"Here's how I feel about that," Jirsa told the media in the Bob Hartley Big Green Room. "They picked last year's team to be last in this year's Conference USA. We don't begin play in conference until the second week of January. So the difference between last year's team, and who we are the second week of January, that's what I'm interested in seeing.
I know we have got new people. I just mentioned we may have two, three, four new starters, people who did not start last year. So we have a different look and I believe how we progress through this non-conference schedule (in November and December) will really get us in position (for C-USA). Then let's see where they would pick that team."
One of those new people who will no doubt start is junior college transfer Chris Ross, who figures to be the Herd's starting point guard. The San Antonio, Texas native, who averaged 10 points, six assists and three steals per game last year at McLennan Junior College, is excited to get this mix of new and old players on the floor for its first test in Saturday's exhibition game, 7:00 p.m. November 5, with Division II West Liberty State of the West Virginia Intercollegiate Athletic Conference, a 21-10 team last year who lost to Wheeling Jesuit in the finals of the WVIAC Tournament and returns all five starters.
"We'll all looking forward to starting," said Ross. "It's every player's dream to play Division I basketball and we've been working hard since the pre-season trip to the Bahama's to get ready for the season to start." Marshall played two games in the Carribbean in early September, gaining 10 additional days of practice for this mix of new and old players.
"My whole life, I've been a point guard or quarterback," said Ross of taking over for the departed A.W. Hamilton as the Herd point. "There is a lot of weight on my shoulders. My job is to get my teammates open shots, help them out. It's all going to work out for the good this year." Ross agrees with his head coach about the Herd's selection at the back of the pack in C-USA. "It's nothing but motivation," said Ross of being picked last in C-USA. "Everybody (on the team) has that in the back of their minds and carry that over to the games. Hopefully, that helps us win some game this year.
"Our main point this year is working the ball low to Mark Patton. He can score any way you can on a basketball court. We are basically a young team this year, with freshmen, sophomores and junior college juniors, so we got to get it together." Ross and Patton were selected on the pre-season C-USA Watch List for players who may win post-season honors.
Marshall's Sikeetha Shepard-Hall is one of the leading returning players in new Conference USA for 2005-06, with 1,157 career points>
Another player on the C-USA Watch List, for women, is Sikeetha Shepard-Hall, Marshall's eighth -ranked scorer of all-time. shepard-Hall is excited about the new league and the new locations she'll be playing in. "New league, new area, new locations, we are excited about them," said Shepard-Hall. "No more Buffalo! How about Houston, that's pretty exciting for Michelle (Hagan, also a native of Houston, Texas, like Shepard-Hall) and play in front of the people we grew up with. That's exciting."

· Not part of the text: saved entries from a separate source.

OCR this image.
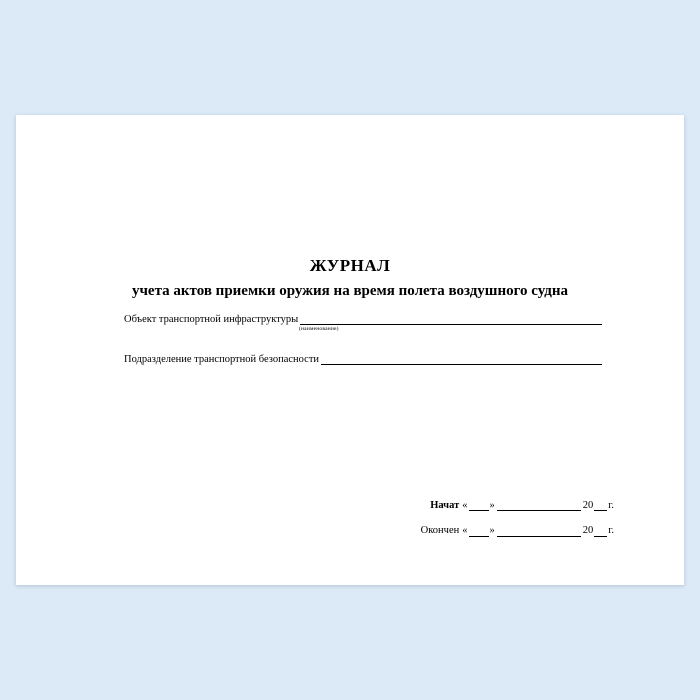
ЖУРНАЛ
учета актов приемки оружия на время полета воздушного судна
Объект транспортной инфраструктуры
(наименование)
Подразделение транспортной безопасности
Начат « »	20 г.
Окончен « »	20 г.
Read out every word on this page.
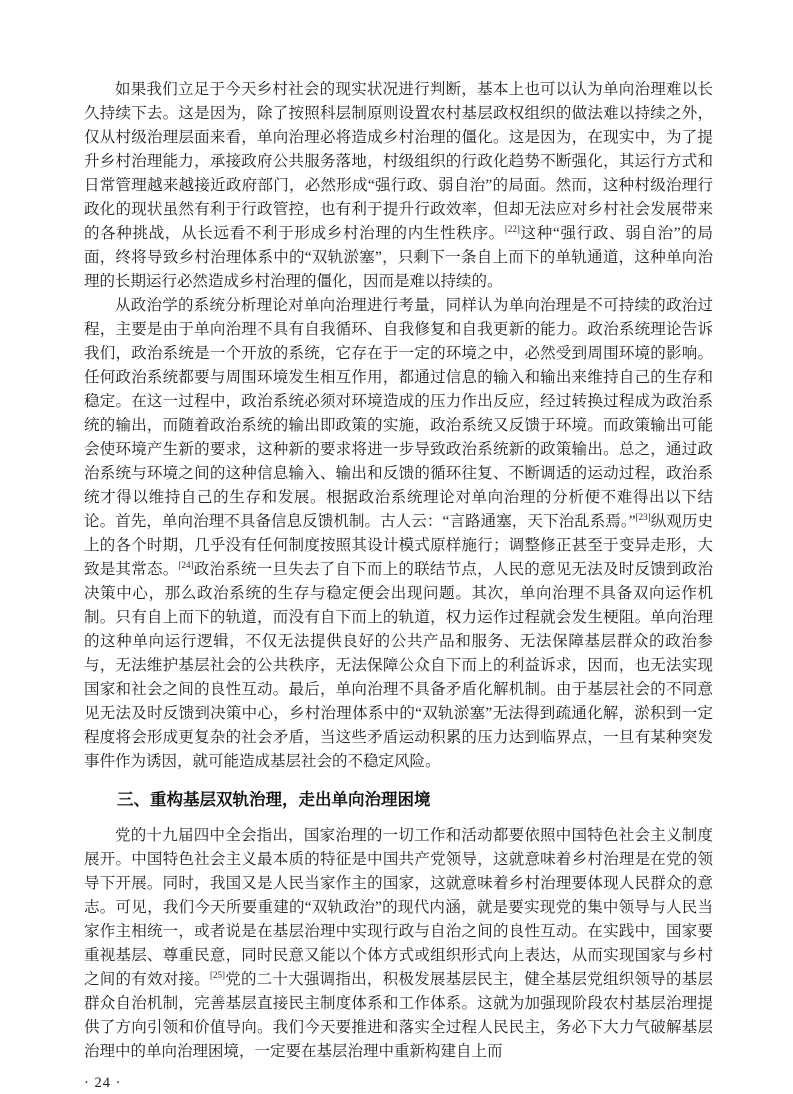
如果我们立足于今天乡村社会的现实状况进行判断，基本上也可以认为单向治理难以长久持续下去。这是因为，除了按照科层制原则设置农村基层政权组织的做法难以持续之外，仅从村级治理层面来看，单向治理必将造成乡村治理的僵化。这是因为，在现实中，为了提升乡村治理能力，承接政府公共服务落地，村级组织的行政化趋势不断强化，其运行方式和日常管理越来越接近政府部门，必然形成“强行政、弱自治”的局面。然而，这种村级治理行政化的现状虽然有利于行政管控，也有利于提升行政效率，但却无法应对乡村社会发展带来的各种挑战，从长远看不利于形成乡村治理的内生性秩序。[22]这种“强行政、弱自治”的局面，终将导致乡村治理体系中的“双轨淤塞”，只剩下一条自上而下的单轨通道，这种单向治理的长期运行必然造成乡村治理的僵化，因而是难以持续的。

从政治学的系统分析理论对单向治理进行考量，同样认为单向治理是不可持续的政治过程，主要是由于单向治理不具有自我循环、自我修复和自我更新的能力。政治系统理论告诉我们，政治系统是一个开放的系统，它存在于一定的环境之中，必然受到周围环境的影响。任何政治系统都要与周围环境发生相互作用，都通过信息的输入和输出来维持自己的生存和稳定。在这一过程中，政治系统必须对环境造成的压力作出反应，经过转换过程成为政治系统的输出，而随着政治系统的输出即政策的实施，政治系统又反馈于环境。而政策输出可能会使环境产生新的要求，这种新的要求将进一步导致政治系统新的政策输出。总之，通过政治系统与环境之间的这种信息输入、输出和反馈的循环往复、不断调适的运动过程，政治系统才得以维持自己的生存和发展。根据政治系统理论对单向治理的分析便不难得出以下结论。首先，单向治理不具备信息反馈机制。古人云：“言路通塞，天下治乱系焉。”[23]纵观历史上的各个时期，几乎没有任何制度按照其设计模式原样施行；调整修正甚至于变异走形，大致是其常态。[24]政治系统一旦失去了自下而上的联结节点，人民的意见无法及时反馈到政治决策中心，那么政治系统的生存与稳定便会出现问题。其次，单向治理不具备双向运作机制。只有自上而下的轨道，而没有自下而上的轨道，权力运作过程就会发生梗阻。单向治理的这种单向运行逻辑，不仅无法提供良好的公共产品和服务、无法保障基层群众的政治参与，无法维护基层社会的公共秩序，无法保障公众自下而上的利益诉求，因而，也无法实现国家和社会之间的良性互动。最后，单向治理不具备矛盾化解机制。由于基层社会的不同意见无法及时反馈到决策中心，乡村治理体系中的“双轨淤塞”无法得到疏通化解，淤积到一定程度将会形成更复杂的社会矛盾，当这些矛盾运动积累的压力达到临界点，一旦有某种突发事件作为诱因，就可能造成基层社会的不稳定风险。

三、重构基层双轨治理，走出单向治理困境

党的十九届四中全会指出，国家治理的一切工作和活动都要依照中国特色社会主义制度展开。中国特色社会主义最本质的特征是中国共产党领导，这就意味着乡村治理是在党的领导下开展。同时，我国又是人民当家作主的国家，这就意味着乡村治理要体现人民群众的意志。可见，我们今天所要重建的“双轨政治”的现代内涵，就是要实现党的集中领导与人民当家作主相统一，或者说是在基层治理中实现行政与自治之间的良性互动。在实践中，国家要重视基层、尊重民意，同时民意又能以个体方式或组织形式向上表达，从而实现国家与乡村之间的有效对接。[25]党的二十大强调指出，积极发展基层民主，健全基层党组织领导的基层群众自治机制，完善基层直接民主制度体系和工作体系。这就为加强现阶段农村基层治理提供了方向引领和价值导向。我们今天要推进和落实全过程人民民主，务必下大力气破解基层治理中的单向治理困境，一定要在基层治理中重新构建自上而

· 24 ·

Marshall was picked fourth in the pre-season, but hopes to do better in the league in year one. "As a team, we have to come together and stick together. Conference USA will be challenging and that's what we look for is a challenge. If there's no challenge, there's no fun. By us being in the middle, they don't know what to expect out of us so we'll just do what we do best...run the ball and play defense." Marshall's women's team has a nice mix of returners and new players, with four freshmen and two transfers in Megan Withrow, who played at Nitro and then UNC-Wilmington before transferring to MU, and Jill Justice, another in-state player from Greenbrier East High School who came back to West Virginia from Clemson.
"Megan Withrow, a West Virginia girl, she's a really good scorer, a really good passer," said Shepard-Hall. "She sees the floor very well. J.J. can light it up from anywhere; if she can see the basket, she may put it in your eye, from anywhere." Head coach Royce Chadwick, starting his fifth year as the MU head coach with a mark of 58-58, although the last two seasons were 19-10 and 18-12 after a rough start, knows the Herd has its work cut out in the jump in leagues from the MAC to C-USA.
"We move from the 19th nationally ranked league to number eight," said Chadwick. "You're not talking ab out moving up a step or two; you're talking about moving up a couple of stories. It will be very exciting for us as we go through the season playing teams in a top ten nationally ranked conference. We look forward to the challenge."